A funeral for Powell, who died Oct. 18, is to take place at the Washington National Cathedral. President Biden is expected to attend but not speak. Eulogists are to be Madeleine K. Albright, who preceded Powell as the nation’s top diplomat; Richard Armitage, who was deputy secretary under Powell and had known him since they served together in the Pentagon during the Reagan administration; and Powell’s son Michael.

Powell died of complications from COVID-19 at age 84. He had been vaccinated against the disease, but his family said his immune system had been compromised by multiple myeloma, a blood cancer for which he had been undergoing treatment.

The story of Powell’s rise to prominence in American life is a historic example to many.

In his autobiography, “My American Journey,” Powell recalled a post-Depression Era childhood in the Hunts Point section of New York’s South Bronx, where he was a mediocre student — happy-go-lucky but aimless.

He caught the military bug during his first year at the City College of New York in 1954. Powell was inspired by seeing fellow students in uniform, and he enrolled in the school’s Reserve Officer Training Corps.

“I felt distinctive” in uniform, he wrote. He would go on to achieve distinction in a pioneering Army career.

Although he was only 4 when the U.S. entered World War II, he had vivid memories of the war years. “I deployed legions of lead soldiers and directed battles on the living room rug,” he wrote — a fantasy forerunner of his Army years.

Powell would serve 35 years in uniform. Commissioned in 1958 as a second lieutenant, he served as a platoon leader in what was then West Germany, and in 1962 was deployed to Vietnam for a year as an advisor to a South Vietnamese infantry battalion. During that tour he was wounded; he served a second tour in Vietnam in 1968 and afterward held a variety of assignments at home and abroad.

He distinguished himself at the Pentagon even before he attained flag-officer rank. In the late 1970s he worked in the Office of the Secretary of Defense, and in 1983, as a brigadier general, he became the senior military assistant to Defense Secretary Caspar W. Weinberger.
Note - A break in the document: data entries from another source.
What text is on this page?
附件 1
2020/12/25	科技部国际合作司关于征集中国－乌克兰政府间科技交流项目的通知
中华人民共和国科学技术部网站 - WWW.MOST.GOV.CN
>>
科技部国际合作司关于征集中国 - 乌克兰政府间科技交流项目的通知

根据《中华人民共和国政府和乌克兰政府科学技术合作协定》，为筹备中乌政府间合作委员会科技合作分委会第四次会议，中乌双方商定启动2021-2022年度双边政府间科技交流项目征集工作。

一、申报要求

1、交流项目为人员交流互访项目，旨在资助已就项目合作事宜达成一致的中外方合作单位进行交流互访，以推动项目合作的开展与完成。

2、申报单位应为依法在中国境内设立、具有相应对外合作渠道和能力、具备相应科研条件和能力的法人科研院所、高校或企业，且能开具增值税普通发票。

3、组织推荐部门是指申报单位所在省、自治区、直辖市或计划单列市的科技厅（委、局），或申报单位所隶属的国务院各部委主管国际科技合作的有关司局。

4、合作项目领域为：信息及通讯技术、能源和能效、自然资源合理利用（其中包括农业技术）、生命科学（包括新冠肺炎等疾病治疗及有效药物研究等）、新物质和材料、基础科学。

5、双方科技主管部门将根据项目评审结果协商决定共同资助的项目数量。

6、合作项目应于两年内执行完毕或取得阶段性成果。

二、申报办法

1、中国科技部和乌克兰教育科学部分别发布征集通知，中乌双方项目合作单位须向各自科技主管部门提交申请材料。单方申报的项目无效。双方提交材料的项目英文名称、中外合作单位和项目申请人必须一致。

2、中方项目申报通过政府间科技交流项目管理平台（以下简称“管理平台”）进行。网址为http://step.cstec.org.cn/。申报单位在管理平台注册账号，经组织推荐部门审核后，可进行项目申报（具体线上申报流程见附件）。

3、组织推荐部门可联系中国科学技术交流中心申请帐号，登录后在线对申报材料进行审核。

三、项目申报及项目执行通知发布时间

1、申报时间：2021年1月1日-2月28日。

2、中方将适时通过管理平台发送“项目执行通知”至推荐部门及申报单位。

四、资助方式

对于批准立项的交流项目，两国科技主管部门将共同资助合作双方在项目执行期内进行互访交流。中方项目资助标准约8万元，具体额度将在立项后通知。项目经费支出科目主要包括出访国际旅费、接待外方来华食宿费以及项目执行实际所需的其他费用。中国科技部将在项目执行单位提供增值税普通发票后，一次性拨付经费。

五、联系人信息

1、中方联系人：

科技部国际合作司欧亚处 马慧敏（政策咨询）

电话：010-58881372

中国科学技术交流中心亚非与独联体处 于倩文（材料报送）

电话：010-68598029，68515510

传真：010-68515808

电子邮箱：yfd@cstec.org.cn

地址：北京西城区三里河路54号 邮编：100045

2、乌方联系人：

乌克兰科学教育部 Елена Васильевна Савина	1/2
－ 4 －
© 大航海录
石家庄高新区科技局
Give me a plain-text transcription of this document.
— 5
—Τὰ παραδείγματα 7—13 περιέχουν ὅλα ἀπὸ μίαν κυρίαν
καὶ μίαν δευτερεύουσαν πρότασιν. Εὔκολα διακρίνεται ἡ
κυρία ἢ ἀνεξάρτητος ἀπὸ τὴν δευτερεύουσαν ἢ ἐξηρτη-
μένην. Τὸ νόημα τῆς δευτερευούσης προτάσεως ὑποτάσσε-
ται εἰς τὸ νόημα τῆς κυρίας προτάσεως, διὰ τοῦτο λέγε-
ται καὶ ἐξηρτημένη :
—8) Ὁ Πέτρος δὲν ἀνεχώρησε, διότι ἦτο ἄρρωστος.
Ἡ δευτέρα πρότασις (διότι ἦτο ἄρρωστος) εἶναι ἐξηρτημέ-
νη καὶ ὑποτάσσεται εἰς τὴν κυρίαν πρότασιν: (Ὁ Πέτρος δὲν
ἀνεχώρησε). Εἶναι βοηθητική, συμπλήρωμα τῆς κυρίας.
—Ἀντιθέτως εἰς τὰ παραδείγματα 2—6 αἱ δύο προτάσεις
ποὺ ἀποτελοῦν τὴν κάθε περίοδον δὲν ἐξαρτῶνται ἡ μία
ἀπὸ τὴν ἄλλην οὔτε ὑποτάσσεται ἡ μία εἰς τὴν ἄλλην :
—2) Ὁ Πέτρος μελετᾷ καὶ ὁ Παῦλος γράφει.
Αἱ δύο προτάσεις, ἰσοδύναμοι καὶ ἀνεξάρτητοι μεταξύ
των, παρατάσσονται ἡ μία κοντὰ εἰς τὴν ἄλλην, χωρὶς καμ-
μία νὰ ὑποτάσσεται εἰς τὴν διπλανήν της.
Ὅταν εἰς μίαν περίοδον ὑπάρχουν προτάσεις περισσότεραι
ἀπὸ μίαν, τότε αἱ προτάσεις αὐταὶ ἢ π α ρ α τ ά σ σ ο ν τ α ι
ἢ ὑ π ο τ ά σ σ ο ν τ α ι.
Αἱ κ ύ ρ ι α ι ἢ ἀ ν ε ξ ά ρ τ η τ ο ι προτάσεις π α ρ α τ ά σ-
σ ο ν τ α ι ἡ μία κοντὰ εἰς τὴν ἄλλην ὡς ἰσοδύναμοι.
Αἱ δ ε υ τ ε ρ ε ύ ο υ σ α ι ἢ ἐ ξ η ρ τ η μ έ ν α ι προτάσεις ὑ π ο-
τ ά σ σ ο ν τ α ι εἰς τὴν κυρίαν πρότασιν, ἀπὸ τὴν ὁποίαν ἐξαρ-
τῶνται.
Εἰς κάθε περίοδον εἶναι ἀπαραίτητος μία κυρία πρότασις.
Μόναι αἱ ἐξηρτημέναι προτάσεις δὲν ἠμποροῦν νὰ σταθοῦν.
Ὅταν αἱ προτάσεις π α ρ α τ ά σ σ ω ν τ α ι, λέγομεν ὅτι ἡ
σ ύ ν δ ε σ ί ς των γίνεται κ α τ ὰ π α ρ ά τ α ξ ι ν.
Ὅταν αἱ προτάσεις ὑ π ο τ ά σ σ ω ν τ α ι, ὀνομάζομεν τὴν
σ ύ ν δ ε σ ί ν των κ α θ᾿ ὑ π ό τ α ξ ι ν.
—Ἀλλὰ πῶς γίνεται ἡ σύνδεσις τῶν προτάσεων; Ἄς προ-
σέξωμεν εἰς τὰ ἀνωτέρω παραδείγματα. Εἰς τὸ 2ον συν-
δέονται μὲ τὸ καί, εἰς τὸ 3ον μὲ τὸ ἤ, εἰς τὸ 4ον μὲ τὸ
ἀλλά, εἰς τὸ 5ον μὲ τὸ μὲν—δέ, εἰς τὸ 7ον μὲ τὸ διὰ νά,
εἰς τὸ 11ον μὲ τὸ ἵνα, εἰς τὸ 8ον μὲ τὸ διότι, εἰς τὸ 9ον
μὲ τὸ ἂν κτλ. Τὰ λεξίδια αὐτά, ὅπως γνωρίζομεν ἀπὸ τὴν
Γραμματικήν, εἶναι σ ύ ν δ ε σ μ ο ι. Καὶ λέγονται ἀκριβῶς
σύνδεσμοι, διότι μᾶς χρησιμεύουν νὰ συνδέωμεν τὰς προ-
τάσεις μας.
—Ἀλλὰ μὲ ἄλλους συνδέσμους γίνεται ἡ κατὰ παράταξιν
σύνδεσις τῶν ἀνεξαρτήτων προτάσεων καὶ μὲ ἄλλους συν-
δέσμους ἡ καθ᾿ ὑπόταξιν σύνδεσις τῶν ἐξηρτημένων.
He later served in the White House as President Reagan’s national security advisor, and in 1989 he was promoted to four-star general. Later that year, President George H.W. Bush selected him to be chairman of the Joint Chiefs.

“He was such a favorite of presidents that he earned the Presidential Medal of Freedom — twice,” former President George W. Bush said when Powell’s death was announced.

It was a trailblazing American dream journey that won him international acclaim and trust.

He put that credibility on the line in February 2003 when, appearing before the United Nations as secretary of State, he made the case for war against Iraq. When it turned out that the intelligence he cited was faulty and the Iraq War became a bloody, chaotic nightmare, Powell’s stellar reputation was damaged.

Still, it wasn’t destroyed. After leaving government, he became an elder statesman on the global stage and the founder of an organization aimed at helping young disadvantaged Americans. Republicans wanted him to run for president. After becoming disillusioned with his party, he ended up endorsing the last three Democratic presidential candidates, who welcomed his support.

Powell’s influence was felt at the highest levels of the U.S. defense establishment long after he retired from public life. Lloyd J. Austin III, who in January became the first Black secretary of Defense, called Powell a friend and professional mentor. Like Powell, Austin rose through the ranks of the Army to become a four-star general.

On the day of Powell’s death, Austin called him “one of the greatest leaders that we have ever witnessed.”